– Как же! мы это уж слышали, – прервал Сабин. –
Любопытно было бы посмотреть такого волка, да, кроме того, мы помним другие твои стихотворения…
Овидий опять остановил его взглядом.
– Не забывайте стихов нашего учителя Катулла:
– Кто не знает, что ваш учитель был еще хуже вас, – проворчал Тукка.
– Я удивляюсь, как великий Август терпит все эти произведения, – угрожал Меценат.
– Зато наши произведения читают, а иные свитки лежат нетронутыми в библиотеках, – уже прямо грубо произнес Сабин.
– Да, вы успели развратить весь Рим, но погодите – дождетесь и вы возмездия.
Овидий пытался овладеть собой.
– Гораций сказал, что поэзия есть жизнь. Вот эту жизнь мы и даем вам.
– Подонки жизни, – сказал Варий.
– После того, что сделали наши великие друзья – Варий, Виргилий и Гораций, – разъяснял Тукка, – нельзя писать старые александрийские шуточки.
– Никто их заслуг не отымает, но они уже сделали свое дело.
– А мы идем вперед, – разгорячился Сабин, – вы же не умеете за нами следовать.
– Мы не хотим, – отрезал Варий. – Мы знаем свой путь. Мы идем, куда находим нужным.
Спорящие увлекались. Гораций видел необходимость дать им успокоиться.
– Друзья мои, каждый из вас прав по-своему. Позвольте мне, старику, сказать несколько примирительных слов. Я смело могу утверждать, что теперь я любимейший поэт среди римской молодежи.
– Утверждать можешь, но будет ли это правда, – пробормотал Сабин, но Гораций не обратил на него внимания.
– Зависть притупила о меня зубы. Поэтому, если я расскажу вам свою жизнь, я скажу многое о поэте вообще.
Друзья поспешили приветствовать это предложение, а Сабин сделал вид, что обрекает себя на жертву. Чаши наполнили хиосским, и Гораций начал свой рассказ, надеясь, что в продолжение его страсти улягутся.
– Писать я начал с горя, друзья мои. В то время я был в очень тяжелом положении. Я был одинок. Матери вообще я не помнил, а отец недавно умер… Ах, я не могу упомянуть о нем без того, чтобы лишний раз не выразить своего уважения. Это был истинно достойный человек, и для меня он не жалел ничего.
Сабии начал уныло рассматривать солонку.
– Тогда только что после разных скитаний я попал в Рим. Был я еще очень молод, а в прошлом уже было постыдное пятно. Ведь мне едва минуло 22 года, когда я вступил в ряды Брута. Поэтому доступ к должностям был мне почти закрыт. К тому же и знания мои были невелики. Учился я в детстве у некоего Орбилия…

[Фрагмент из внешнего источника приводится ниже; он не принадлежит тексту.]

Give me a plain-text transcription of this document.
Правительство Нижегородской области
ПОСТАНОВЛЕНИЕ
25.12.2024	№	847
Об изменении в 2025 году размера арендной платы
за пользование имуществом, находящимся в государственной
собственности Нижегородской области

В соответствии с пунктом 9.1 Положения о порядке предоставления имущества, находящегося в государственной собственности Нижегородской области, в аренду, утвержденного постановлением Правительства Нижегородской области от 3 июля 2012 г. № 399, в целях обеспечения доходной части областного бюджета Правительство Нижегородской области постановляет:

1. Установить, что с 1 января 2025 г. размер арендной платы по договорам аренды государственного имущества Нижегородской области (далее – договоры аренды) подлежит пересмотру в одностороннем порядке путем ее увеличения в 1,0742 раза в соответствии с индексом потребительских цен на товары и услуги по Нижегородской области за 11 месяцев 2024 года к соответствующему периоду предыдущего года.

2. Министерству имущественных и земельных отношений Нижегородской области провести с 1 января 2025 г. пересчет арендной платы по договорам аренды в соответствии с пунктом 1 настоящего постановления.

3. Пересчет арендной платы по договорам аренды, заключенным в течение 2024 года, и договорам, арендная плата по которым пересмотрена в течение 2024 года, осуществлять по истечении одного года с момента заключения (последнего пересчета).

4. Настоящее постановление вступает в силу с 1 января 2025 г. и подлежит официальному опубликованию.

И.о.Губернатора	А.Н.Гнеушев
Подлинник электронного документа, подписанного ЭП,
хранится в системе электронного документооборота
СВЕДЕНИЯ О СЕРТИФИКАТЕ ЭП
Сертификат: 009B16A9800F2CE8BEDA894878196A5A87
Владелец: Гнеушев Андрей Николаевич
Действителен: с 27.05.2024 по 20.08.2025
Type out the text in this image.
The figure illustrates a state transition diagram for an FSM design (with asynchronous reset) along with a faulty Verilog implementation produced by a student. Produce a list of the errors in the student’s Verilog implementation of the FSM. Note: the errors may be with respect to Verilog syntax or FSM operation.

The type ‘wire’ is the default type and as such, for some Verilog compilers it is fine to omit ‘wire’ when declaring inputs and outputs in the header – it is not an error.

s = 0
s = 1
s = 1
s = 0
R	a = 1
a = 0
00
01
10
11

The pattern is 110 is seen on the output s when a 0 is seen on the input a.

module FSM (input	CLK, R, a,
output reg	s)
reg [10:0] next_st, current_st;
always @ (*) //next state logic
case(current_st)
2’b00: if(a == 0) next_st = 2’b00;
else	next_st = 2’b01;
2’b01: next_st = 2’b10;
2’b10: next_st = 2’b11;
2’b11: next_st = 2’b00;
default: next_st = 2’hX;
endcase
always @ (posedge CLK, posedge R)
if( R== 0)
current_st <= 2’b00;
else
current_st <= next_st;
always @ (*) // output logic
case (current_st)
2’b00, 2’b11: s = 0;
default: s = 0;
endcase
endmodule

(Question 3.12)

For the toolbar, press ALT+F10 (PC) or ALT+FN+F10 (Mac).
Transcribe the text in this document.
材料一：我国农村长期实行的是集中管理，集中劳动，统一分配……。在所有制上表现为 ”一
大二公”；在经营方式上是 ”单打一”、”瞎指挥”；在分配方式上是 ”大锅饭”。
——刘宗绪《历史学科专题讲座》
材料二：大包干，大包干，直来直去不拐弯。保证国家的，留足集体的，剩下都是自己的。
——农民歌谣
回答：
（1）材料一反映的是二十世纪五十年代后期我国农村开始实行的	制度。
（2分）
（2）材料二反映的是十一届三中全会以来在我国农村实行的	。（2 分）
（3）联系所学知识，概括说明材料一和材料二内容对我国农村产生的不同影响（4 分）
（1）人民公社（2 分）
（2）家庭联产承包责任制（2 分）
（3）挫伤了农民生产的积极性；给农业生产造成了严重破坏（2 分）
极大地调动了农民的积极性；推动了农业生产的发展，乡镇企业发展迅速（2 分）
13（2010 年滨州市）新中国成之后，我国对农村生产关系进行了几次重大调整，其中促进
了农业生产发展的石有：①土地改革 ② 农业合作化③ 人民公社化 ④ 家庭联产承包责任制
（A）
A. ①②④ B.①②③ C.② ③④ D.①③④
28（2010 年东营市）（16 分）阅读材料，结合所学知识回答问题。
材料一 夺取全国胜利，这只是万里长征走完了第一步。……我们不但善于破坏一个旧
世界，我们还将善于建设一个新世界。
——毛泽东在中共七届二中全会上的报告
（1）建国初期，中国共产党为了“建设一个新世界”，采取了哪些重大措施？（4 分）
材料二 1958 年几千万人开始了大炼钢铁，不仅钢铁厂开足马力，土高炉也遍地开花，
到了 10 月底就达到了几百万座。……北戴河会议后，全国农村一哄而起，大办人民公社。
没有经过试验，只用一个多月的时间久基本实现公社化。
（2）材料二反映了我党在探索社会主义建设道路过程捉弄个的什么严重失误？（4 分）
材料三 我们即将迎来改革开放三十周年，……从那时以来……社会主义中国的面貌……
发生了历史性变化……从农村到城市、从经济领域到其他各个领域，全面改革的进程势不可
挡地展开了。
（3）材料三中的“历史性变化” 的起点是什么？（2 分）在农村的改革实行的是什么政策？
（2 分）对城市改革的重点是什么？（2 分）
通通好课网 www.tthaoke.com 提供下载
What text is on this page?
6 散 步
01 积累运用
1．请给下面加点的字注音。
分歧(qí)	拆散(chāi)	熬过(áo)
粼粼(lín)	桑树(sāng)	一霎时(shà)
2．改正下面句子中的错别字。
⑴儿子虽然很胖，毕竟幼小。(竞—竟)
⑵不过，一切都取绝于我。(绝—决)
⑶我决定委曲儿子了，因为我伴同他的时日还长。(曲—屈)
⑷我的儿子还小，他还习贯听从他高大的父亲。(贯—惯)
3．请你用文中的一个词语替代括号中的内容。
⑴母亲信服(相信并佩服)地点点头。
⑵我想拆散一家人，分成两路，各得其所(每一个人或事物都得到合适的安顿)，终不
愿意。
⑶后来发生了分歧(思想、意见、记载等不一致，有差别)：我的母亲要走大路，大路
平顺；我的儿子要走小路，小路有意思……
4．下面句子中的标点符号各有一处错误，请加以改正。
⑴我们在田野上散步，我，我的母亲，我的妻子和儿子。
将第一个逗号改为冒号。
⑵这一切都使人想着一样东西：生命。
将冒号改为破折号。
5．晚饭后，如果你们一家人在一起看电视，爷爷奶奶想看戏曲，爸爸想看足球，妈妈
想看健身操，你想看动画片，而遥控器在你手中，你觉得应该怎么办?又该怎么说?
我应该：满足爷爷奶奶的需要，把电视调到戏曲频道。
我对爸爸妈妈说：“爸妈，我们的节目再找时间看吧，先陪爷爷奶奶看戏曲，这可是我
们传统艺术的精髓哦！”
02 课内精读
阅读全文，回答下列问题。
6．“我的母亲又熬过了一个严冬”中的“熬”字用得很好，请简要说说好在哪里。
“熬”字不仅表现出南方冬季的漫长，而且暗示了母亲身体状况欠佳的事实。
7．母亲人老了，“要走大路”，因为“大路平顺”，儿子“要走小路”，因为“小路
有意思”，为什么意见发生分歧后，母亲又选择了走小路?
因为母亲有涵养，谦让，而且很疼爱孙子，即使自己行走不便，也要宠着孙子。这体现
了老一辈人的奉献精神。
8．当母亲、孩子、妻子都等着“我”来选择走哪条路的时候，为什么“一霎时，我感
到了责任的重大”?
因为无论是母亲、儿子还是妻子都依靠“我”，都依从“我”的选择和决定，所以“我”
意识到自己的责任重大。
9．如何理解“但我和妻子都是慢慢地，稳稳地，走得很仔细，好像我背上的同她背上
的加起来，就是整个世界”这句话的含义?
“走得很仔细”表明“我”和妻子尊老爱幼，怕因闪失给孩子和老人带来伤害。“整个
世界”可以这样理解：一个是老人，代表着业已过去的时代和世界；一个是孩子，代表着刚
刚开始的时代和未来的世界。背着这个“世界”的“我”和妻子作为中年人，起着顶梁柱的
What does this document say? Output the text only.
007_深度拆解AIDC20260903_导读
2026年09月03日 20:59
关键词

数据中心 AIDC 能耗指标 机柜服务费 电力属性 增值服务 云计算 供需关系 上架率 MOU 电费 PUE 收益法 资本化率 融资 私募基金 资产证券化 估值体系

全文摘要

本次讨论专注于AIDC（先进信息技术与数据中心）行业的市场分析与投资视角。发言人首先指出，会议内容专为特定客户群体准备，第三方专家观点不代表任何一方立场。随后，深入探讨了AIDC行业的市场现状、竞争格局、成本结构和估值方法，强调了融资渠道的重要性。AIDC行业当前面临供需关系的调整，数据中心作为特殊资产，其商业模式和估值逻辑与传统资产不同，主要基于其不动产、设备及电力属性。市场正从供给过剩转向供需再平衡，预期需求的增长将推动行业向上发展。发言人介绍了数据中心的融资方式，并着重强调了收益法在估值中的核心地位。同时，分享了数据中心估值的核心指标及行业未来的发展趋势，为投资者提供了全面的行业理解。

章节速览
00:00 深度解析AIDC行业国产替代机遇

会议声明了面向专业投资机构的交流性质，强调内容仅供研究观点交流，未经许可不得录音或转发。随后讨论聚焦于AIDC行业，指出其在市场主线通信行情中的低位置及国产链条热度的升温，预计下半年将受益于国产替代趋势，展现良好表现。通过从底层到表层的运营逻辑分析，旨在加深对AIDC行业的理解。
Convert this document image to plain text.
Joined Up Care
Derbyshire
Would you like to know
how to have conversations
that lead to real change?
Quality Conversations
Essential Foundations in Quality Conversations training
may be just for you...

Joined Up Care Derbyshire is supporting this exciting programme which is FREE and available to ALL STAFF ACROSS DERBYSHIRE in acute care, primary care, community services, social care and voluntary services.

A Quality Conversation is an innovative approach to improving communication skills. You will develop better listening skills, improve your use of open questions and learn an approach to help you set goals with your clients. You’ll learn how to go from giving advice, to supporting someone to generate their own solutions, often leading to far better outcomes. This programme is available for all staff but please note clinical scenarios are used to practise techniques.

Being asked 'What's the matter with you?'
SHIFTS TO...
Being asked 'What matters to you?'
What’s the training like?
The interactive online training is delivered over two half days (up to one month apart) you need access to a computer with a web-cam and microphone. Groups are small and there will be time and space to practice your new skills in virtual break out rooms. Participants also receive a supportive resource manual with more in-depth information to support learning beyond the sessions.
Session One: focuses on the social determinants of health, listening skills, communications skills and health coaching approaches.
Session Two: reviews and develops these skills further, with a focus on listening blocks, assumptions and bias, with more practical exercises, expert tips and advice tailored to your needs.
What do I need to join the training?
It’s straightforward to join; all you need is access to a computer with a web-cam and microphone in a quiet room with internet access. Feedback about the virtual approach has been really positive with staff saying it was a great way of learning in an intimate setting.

– Это тот самый, что написал книгу о суетности и неблагоразумии родителей, – объяснял Макру на другом конце <стола> Тукка.
– …У Орбилия. Но читали мы с ним более Ливия Андроника. Был я потом в Греции и, если что знаю из школьной мудрости, то обязан этим моим тамошним учителям – Осомнесту и Кратиппу. Но всего этого было слишком недостаточно, чтобы добиться какого-нибудь места бывшему заговорщику. Имения мои были конфискованы, и вот в конце концов пришлось мне поступить на грошовое жалование к какому-то квестору в писцы. Жилося скверно, да и в будущем не было ничего. Вот тут-то я и ухватился за поэзию.
Рассказ начал заинтересовывать слушателей.
– Я уже и прежде писал стихи, но греческие. Теперь я попробовал все разнообразие греческих размеров применить к родному языку, перенести, так сказать, эолийскую песнь в Италию. Друзья мои, если я могу чем-либо гордиться, то именно тем, что первый сблизил римскую поэзию с греческой.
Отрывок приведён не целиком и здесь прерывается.